Africa. In addition, agents were to operate in Bechuanaland.

4. Department for South Africa and Southwest Africa. This Department was to penetrate and to assess the underground groups in these areas, with particular reference to their willingness and ability to begin guerilla operations and to their feelings toward Ghana. As noted elsewhere, the National Security Service had given consideration to training 500 guerillas within these actual areas.

5. Department for Other African States.The sixteen States covered by this Department included those of East Africa, North Africa, Congo/Brazzaville, Mali and Guinea. Tanzania was marked as the most important target for espionage efforts, but in order to avoid any reaction of the Government of Tanzania against Ghana, agents in that country were to be recruited under a "false flag", i.e. they were to be told they were working for Kenya or for Uganda. Agents were to be sought who were close to the President and the Vice-President of the country, and both the TANU and the AfroShirazi parties were to be penetrated.

In Malawi and Zambia a special effort was to be made to recruit agents, again under a "false flag", who were in contact with the heads of these nations. Also, opposition elements were to be cultivated. In Congo/Brazzaville, Burundi and Rwanda agents were to be recruited in all political parties, both those in power and those in opposition to the govern

ments.

6. General Department. This section handled administration of the Special African Services and related matters such as transport, security guards, and the maintenance of safe houses in Accra.

7. Technical Department.-This section was concerned with codes and ciphers, with photography and communication by radio. In effect, it duplicated some of the duties of the Technical Units described earlier.

8. Department for Information and Analysis. This section seems to have been intended to deal with agent reporting and with the analysis and indexing of these reports.

The Special African Service was dissolved, after the dismissal of Nkrumah, before it had time to carry through its plans for continental espionage and subversion. It did, however, work on one special assignment in Accra, as described below.
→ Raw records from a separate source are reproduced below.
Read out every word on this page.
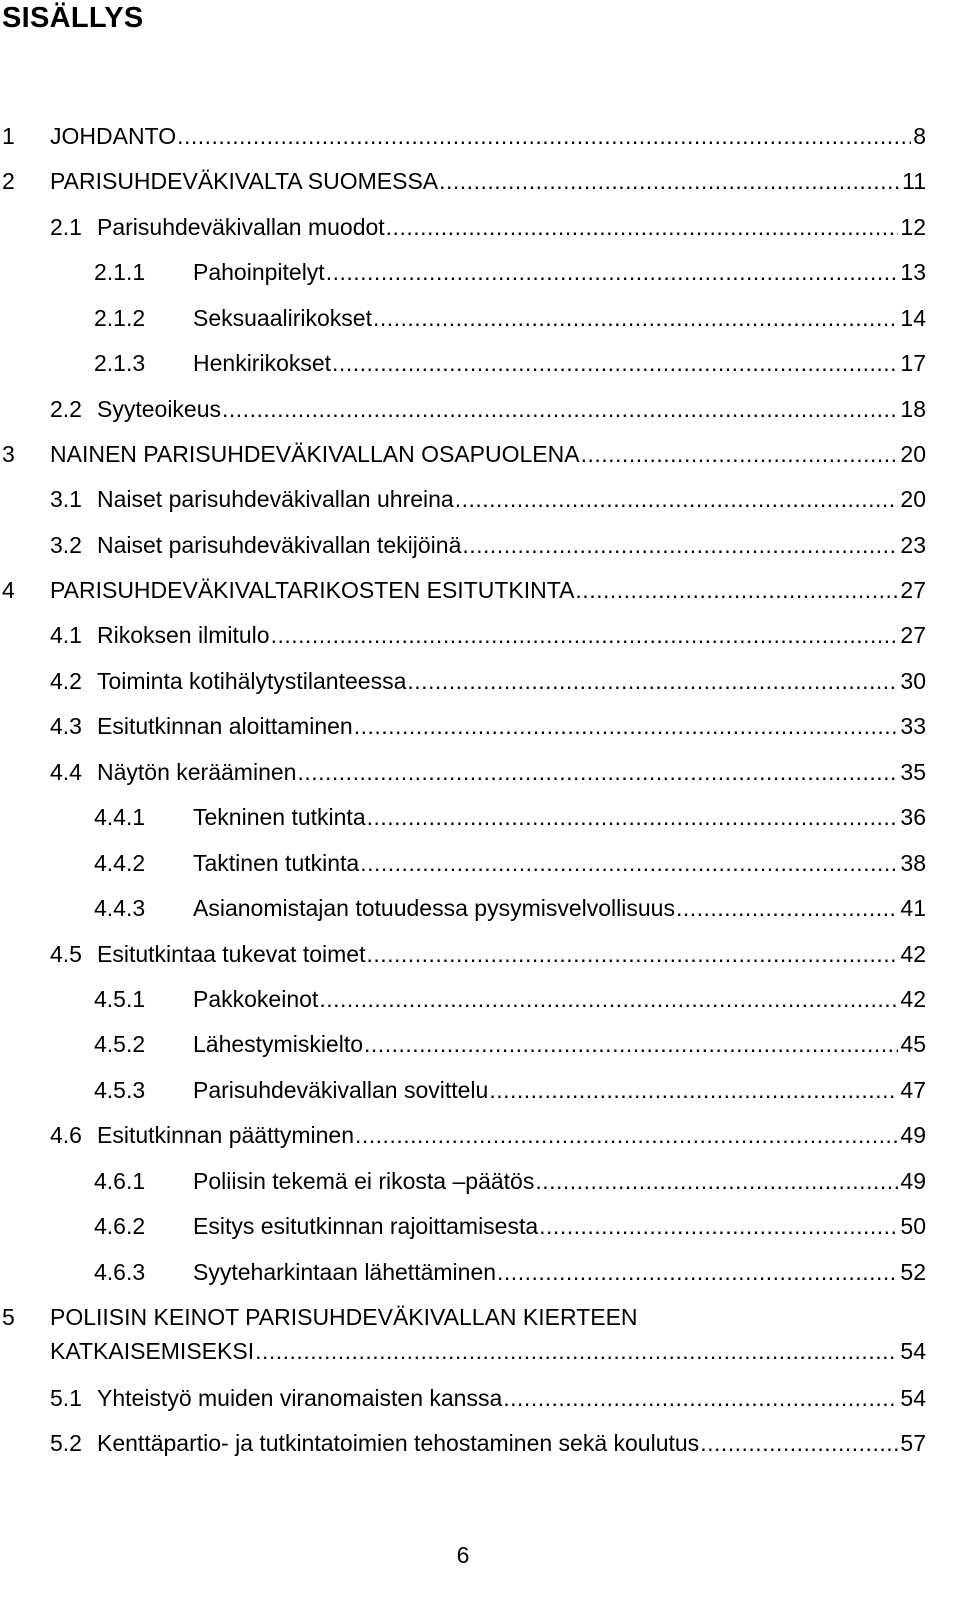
SISÄLLYS
1 JOHDANTO .....	8
2 PARISUHDEVÄKIVALTA SUOMESSA .....	11
2.1 Parisuhdeväkivallan muodot .....	12
2.1.1 Pahoinpitelyt .....	13
2.1.2 Seksuaalirikokset .....	14
2.1.3 Henkirikokset .....	17
2.2 Syyteoikeus .....	18
3 NAINEN PARISUHDEVÄKIVALLAN OSAPUOLENA .....	20
3.1 Naiset parisuhdeväkivallan uhreina .....	20
3.2 Naiset parisuhdeväkivallan tekijöinä .....	23
4 PARISUHDEVÄKIVALTARIKOSTEN ESITUTKINTA .....	27
4.1 Rikoksen ilmitulo .....	27
4.2 Toiminta kotihälytystilanteessa .....	30
4.3 Esitutkinnan aloittaminen .....	33
4.4 Näytön kerääminen .....	35
4.4.1 Tekninen tutkinta .....	36
4.4.2 Taktinen tutkinta .....	38
4.4.3 Asianomistajan totuudessa pysymisvelvollisuus .....	41
4.5 Esitutkintaa tukevat toimet .....	42
4.5.1 Pakkokeinot .....	42
4.5.2 Lähestymiskielto .....	45
4.5.3 Parisuhdeväkivallan sovittelu .....	47
4.6 Esitutkinnan päättyminen .....	49
4.6.1 Poliisin tekemä ei rikosta –päätös .....	49
4.6.2 Esitys esitutkinnan rajoittamisesta .....	50
4.6.3 Syyteharkintaan lähettäminen .....	52
5 POLIISIN KEINOT PARISUHDEVÄKIVALLAN KIERTEEN
KATKAISEMISEKSI .....	54
5.1 Yhteistyö muiden viranomaisten kanssa .....	54
5.2 Kenttäpartio- ja tutkintatoimien tehostaminen sekä koulutus .....	57
6
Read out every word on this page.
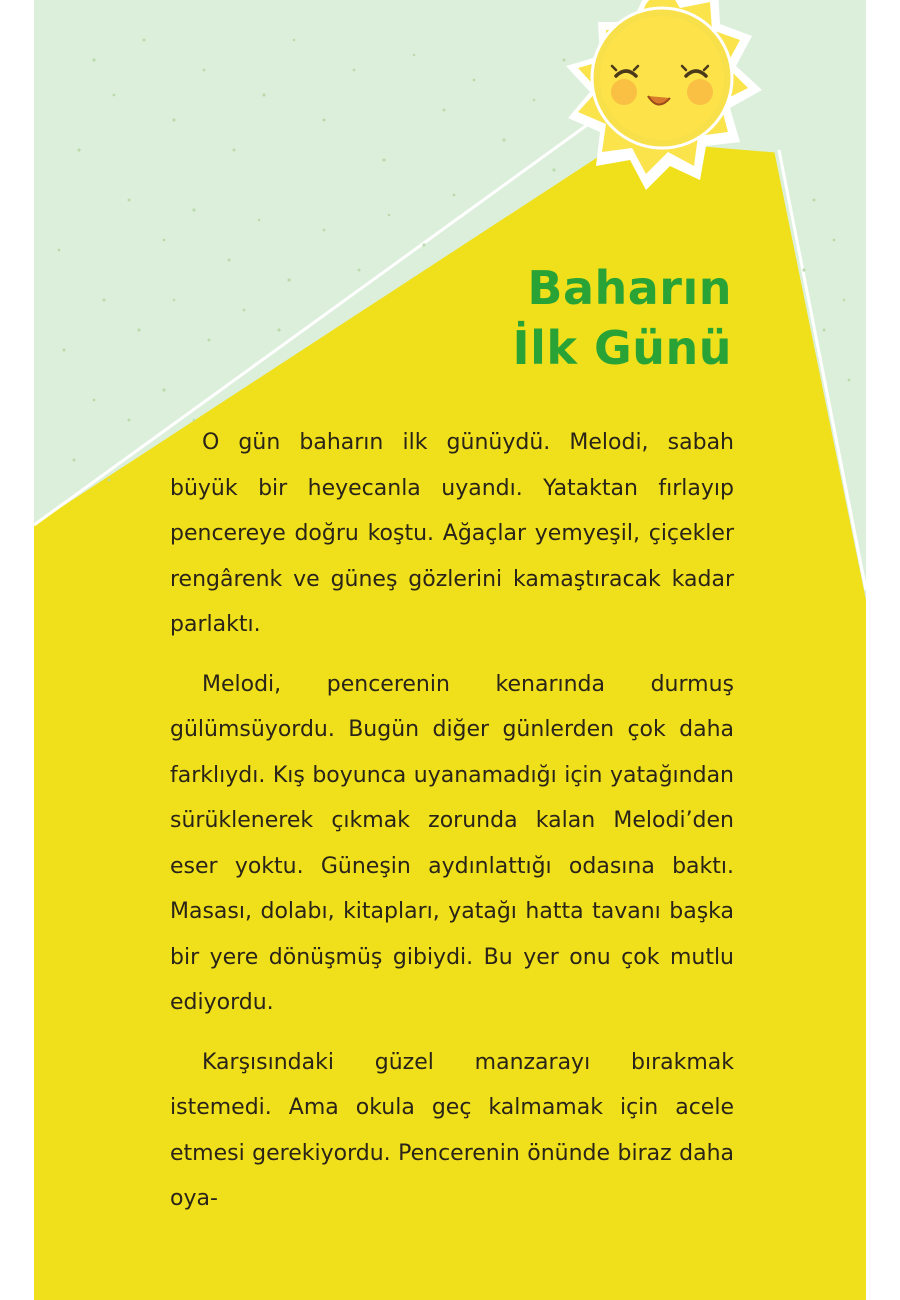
Baharın
İlk Günü

O gün baharın ilk günüydü. Melodi, sabah büyük bir heyecanla uyandı. Yataktan fırlayıp pencereye doğru koştu. Ağaçlar yemyeşil, çiçekler rengârenk ve güneş gözlerini kamaştıracak kadar parlaktı.

Melodi, pencerenin kenarında durmuş gülümsüyordu. Bugün diğer günlerden çok daha farklıydı. Kış boyunca uyanamadığı için yatağından sürüklenerek çıkmak zorunda kalan Melodi’den eser yoktu. Güneşin aydınlattığı odasına baktı. Masası, dolabı, kitapları, yatağı hatta tavanı başka bir yere dönüşmüş gibiydi. Bu yer onu çok mutlu ediyordu.

Karşısındaki güzel manzarayı bırakmak istemedi. Ama okula geç kalmamak için acele etmesi gerekiyordu. Pencerenin önünde biraz daha oya-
Prior to the meeting of the Organisation of African Unity at Accra in October 1965, Nkrumah assigned various tasks to elements of the National Security Service. The Special African Service was given two specific assignments. First, it was to obtain information on the views held by delegates to the meeting. Some such information was to be collected in the countries from which the delegates came in advance of the date of the meeting. Then, at the meetings the members of the S.A.S., provided with official credentials, were to mingle with the delegates and to draw them out as to their opinions, especially any views that were unfavourable to Nkrumah. Also, trusted Freedom Fighters were to be briefed and told to gain access to the delegates for this same purpose. Second, the S.A.S. was to carry out surveillance of the

delegates while they were in Accra, and to report immediately to Nkrumah as to the persons with whom they were meeting and talking.

This assignment proved difficult to carry out, since the Director of the Bureau of African Affairs felt that the S.A.S. was intruding on his field of responsibility, and he had his own staff members place obstacles in the way of those individuals, even to the extent of trying to keep them from contacts with the delegates.

There is no record as to Nkrumah's reaction to the friction between the Special African Service and the Bureau of African Affairs. However, he did inform its head that he was to consider himself Acting Chief of the S.A.S. and that he would name someone who was a "political activist" to head it. It may be assumed that he intended to appoint a high ranking member of the Convention People's Party to this post, and to put the facilities of the C.P.P. and of the All-African Trade Unions Federation at the disposal of the Special African Service.